Justices began by asking Deputy Public Defender
Jon N. Ikenaga to define what has changed since the last two petitions and to define the role and authority the court has to manage the prison and jail population. A federal order issued July 13 called for improved conditions and oversight.
“This court has essentially looked at the same facts — crowding, sanitation, a number of times before,” said Associate Justice Michael D. Wilson. “And this court has just come to a different conclusion, that there is no reason for this court to take action at this point. No violation of cruel or unusual conditions. Is there something different before us now that was not before us before?”
Ikenaga said the federal court had numerous declarations and affidavits from staff members providing specific information about conditions that the public defender did not have in its previous report.
Between April and June 2020, 650 inmates were released to help ease overcrowding and limit conditions that make it easy for the virus to tear through modules of incarcerated people.
According to the state Department of Public Safety, as of Wednesday, 2,805 inmates have been infected and recovered from COVID-19 with 21 active cases in nine facilities that house Hawaii prisoners. Nine inmates have died from complications associated with the virus. Corrections staff have recovered from 366 infections, with
14 active cases.
On July 13, U.S. District Judge Jill A. Otake stopped short of appointing a special master to take over COVID safety protocols in the correctional system, as attorneys for inmates had requested, but her 69-page order issued July 13 said she found accounts from correctional staff and inmates detailing inhumane conditions and major deficiencies in safety protocols in Hawaii’s jails and prisons to be credible.

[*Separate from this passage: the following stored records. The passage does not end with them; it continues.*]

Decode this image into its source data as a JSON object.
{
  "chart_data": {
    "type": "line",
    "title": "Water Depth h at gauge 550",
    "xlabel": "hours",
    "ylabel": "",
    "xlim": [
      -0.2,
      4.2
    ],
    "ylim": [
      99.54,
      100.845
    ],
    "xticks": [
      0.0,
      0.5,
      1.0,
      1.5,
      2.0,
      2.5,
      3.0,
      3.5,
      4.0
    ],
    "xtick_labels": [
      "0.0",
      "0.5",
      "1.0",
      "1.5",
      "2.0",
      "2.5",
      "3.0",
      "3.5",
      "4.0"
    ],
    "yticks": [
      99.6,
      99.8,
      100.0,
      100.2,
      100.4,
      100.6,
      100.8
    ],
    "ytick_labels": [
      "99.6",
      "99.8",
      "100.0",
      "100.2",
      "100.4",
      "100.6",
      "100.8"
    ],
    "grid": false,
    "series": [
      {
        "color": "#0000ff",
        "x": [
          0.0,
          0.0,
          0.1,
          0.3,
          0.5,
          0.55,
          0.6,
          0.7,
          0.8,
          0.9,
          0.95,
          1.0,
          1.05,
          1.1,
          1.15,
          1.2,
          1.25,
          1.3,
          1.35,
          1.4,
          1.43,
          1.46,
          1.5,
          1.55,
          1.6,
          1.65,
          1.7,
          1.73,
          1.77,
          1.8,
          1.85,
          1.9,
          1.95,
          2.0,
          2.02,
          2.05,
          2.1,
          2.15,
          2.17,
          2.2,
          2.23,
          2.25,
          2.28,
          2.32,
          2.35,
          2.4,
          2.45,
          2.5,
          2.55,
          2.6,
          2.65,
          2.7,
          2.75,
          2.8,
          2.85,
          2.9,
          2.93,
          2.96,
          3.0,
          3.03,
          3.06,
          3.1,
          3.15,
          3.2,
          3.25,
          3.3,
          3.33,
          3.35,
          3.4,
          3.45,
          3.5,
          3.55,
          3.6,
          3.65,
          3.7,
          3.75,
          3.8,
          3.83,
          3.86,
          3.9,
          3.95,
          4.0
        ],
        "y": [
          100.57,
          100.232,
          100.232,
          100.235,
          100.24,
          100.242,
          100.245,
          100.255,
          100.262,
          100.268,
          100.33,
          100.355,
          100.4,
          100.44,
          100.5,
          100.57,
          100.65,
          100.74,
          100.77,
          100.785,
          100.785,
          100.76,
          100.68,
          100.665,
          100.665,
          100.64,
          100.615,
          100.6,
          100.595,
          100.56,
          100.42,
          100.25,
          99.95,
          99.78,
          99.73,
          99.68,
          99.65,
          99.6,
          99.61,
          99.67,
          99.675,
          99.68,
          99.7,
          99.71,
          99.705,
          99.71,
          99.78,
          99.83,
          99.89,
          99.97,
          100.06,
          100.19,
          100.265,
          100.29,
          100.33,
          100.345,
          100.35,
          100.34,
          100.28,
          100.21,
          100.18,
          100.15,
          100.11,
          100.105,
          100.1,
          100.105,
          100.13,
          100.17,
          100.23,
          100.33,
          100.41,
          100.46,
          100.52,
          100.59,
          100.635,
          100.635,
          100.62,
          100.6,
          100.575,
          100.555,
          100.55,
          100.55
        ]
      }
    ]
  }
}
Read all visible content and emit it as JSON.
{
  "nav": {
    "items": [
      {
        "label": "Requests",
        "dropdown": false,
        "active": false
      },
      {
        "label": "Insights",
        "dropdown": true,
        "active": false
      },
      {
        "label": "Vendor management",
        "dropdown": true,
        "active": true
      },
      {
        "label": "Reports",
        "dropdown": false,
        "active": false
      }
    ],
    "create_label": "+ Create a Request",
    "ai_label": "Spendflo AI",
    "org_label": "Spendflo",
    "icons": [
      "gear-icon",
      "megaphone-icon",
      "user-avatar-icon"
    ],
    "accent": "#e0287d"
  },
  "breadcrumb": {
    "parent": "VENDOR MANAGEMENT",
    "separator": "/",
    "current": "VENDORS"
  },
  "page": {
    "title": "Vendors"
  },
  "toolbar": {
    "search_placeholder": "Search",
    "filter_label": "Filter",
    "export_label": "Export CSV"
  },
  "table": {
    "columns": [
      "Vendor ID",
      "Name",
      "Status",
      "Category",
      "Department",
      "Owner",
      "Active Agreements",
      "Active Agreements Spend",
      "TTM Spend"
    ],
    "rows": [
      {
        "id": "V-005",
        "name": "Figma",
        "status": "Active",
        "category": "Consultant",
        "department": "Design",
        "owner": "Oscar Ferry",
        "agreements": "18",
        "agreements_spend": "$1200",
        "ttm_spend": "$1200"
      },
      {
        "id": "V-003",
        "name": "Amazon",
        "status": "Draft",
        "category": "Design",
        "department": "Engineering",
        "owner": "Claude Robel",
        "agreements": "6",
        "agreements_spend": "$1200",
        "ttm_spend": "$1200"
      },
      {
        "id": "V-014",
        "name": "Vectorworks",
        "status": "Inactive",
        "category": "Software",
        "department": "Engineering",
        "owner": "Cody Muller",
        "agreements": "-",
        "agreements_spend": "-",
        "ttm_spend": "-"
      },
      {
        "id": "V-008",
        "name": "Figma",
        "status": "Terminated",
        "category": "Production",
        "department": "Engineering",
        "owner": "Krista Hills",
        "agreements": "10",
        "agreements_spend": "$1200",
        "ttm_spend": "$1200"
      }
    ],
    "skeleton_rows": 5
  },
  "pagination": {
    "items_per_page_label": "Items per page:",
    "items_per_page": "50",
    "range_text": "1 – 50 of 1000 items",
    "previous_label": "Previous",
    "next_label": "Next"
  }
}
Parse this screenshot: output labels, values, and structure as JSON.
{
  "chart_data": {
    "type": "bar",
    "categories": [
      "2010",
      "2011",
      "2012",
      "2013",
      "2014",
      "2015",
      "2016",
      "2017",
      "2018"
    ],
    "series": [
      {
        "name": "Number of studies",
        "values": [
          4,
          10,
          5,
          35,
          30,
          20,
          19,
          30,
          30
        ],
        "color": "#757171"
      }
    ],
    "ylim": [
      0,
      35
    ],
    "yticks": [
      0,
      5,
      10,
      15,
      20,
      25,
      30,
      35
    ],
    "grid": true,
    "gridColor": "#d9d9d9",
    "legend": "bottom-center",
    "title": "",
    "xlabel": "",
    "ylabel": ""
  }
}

She ordered DPS to adhere to its plan for protecting inmates from COVID-19.
Chief Justice Mark E. Recktenwald mentioned
a set of 2019 legislative reforms that included a requirement that DPS send updates every 90 days about whether pretrial inmates should be released or remain in custody. That information helps public defenders file motions
requesting the release of prisoners to help ease crowding.
Recktenwald was referring to Act 179 that includes a requirement that “the relevant community correctional centers, on a periodic basis but no less frequently than every three months, shall conduct reviews of pretrial detainees to reassess whether a detainee should remain in custody or whether new information or a change in circumstances warrants reconsideration of a detainee’s pretrial release or supervision.”
In its petition filed Aug. 27, the Public Defender alleged that the state is not totally complying with the law.
“Would you oppose a directive from this court that those reports not only be conducted but transmitted … every three months, whether or not they change bail or incarceration status?,” Recktenwald asked Ikenaga.
Deputy Attorney General Craig Y. Iha, who was joined off camera by DPS Director Max N. Otani and Edmund “Fred” Hyun, chair of the
Hawaii Paroling Authority, countered that the state did not need an order and is already complying.
Associate Justice Todd W. Eddins told Ikenaga that it appeared the Public Defender was asking the court to make policy decisions and pointed out that the courts on every island work hard to process motions for pretrial release as quickly as possible.
Ikenaga replied that the justices would not be rewriting statutes, and that they have the authority to order the lower courts to take actions to help ease overcrowding in Hawaii’s correctional facilities.
Arguments continued for nearly two hours. There is no timetable for the court to rule.